When the result of the judgment regarding whether there is leakage or not is obtained by the continuation of the leakage judgment (step 410), the processing routine is finished (step 412).
As mentioned above, the air-fuel ratio control apparatus 130 of the internal combustion engine 82 having the evaporation fuel control apparatus 96 calculates the air-fuel ratio feedback value FAF on the basis of the detection signal of the O2 sensor 120 by the control section 118 and executes a feedback control so that the air-fuel ratio is set to a target value.
The air-fuel ratio control apparatus 130 once forcedly returns the air-fuel ratio feedback value FAF to 0 (FAF =0) as a reference value by the control section 118 synchronously with the closing operation of the atmosphere opening/closing valve 112 when the leakage judgment is performed by the evaporation fuel control apparatus 96 as shown in FIGS. 8(a) to 8(c). In a state in which the air-fuel ratio feedback value FAF is set to 0 (FAF =0) as a reference value, by restarting the feedback control so that the air-fuel ratio is set to the target value, it is possible to perform the feedback control so as to promptly trace the air-fuel ratio which is largely deviated to the lean side by closing the atmosphere opening/closing valve 112 so as to perform the leakage judgment.
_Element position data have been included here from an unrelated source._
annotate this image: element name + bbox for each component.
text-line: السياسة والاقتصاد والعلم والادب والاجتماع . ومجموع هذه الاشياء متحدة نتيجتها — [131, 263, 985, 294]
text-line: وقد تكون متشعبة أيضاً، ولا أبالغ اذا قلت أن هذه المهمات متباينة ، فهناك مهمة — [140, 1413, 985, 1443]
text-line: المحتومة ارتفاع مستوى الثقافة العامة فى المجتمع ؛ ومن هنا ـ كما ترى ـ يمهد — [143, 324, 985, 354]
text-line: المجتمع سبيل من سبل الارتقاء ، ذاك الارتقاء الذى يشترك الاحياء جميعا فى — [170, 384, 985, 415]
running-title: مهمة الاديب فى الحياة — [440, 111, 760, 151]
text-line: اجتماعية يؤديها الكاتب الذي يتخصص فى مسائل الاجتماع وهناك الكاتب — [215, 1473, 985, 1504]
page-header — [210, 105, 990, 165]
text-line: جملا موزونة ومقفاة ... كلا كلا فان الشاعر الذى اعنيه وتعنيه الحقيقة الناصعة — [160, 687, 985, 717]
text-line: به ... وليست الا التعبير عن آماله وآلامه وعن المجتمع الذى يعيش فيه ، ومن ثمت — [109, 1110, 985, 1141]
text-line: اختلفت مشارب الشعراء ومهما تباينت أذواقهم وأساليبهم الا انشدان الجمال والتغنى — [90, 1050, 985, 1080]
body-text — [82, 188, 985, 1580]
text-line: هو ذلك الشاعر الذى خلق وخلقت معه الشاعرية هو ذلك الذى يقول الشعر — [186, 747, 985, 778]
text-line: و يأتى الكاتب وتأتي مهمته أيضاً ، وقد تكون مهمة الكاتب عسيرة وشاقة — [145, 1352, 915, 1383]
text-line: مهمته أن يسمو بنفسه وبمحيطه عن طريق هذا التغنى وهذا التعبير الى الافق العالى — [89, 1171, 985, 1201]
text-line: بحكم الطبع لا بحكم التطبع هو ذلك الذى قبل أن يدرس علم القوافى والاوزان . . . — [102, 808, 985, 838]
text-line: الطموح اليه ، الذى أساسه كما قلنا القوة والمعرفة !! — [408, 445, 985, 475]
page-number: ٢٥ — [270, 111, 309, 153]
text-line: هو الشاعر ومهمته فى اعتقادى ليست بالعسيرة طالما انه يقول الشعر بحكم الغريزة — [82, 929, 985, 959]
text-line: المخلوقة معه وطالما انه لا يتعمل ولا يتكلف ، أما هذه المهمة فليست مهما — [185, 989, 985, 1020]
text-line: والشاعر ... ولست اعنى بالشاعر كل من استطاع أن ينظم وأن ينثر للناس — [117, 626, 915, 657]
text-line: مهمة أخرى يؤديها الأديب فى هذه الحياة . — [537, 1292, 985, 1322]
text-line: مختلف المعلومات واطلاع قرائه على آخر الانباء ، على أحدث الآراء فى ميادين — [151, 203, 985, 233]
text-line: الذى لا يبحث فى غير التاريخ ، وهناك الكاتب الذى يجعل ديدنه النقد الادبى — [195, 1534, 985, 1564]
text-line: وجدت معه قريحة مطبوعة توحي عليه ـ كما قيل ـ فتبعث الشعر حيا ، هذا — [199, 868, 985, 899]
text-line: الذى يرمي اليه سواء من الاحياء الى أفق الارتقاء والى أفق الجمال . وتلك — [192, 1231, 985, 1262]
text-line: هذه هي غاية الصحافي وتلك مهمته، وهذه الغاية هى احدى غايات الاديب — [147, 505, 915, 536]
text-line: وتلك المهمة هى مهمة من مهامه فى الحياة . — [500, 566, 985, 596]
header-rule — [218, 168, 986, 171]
Therefore, the air-fuel ratio control apparatus 130 can execute the feedback control so as to promptly trace the air-fuel ratio that is largely deviated to the lean side by closing the atmosphere opening/closing valve 112 in order to perform the leakage judgment. Thus, the fluctuation of the air-fuel ratio can be decreased and the fluctuation of the air-fuel ratio can be reduced, so that the deterioration of the drivability and the exhaust harmful component value can be prevented. There is also no need to increase the number of parts. By changing only the logic of the control section 118, the apparatus can cope with the invention. The invention can be advantageously performed in terms of cost.
Although a particular preferred embodiment of the invention has been disclosed in detail for illustrative purposes, it will be recognized that variations or modifications of the disclosed apparatus, including the rearrangement of parts, lie within the scope of the present invention.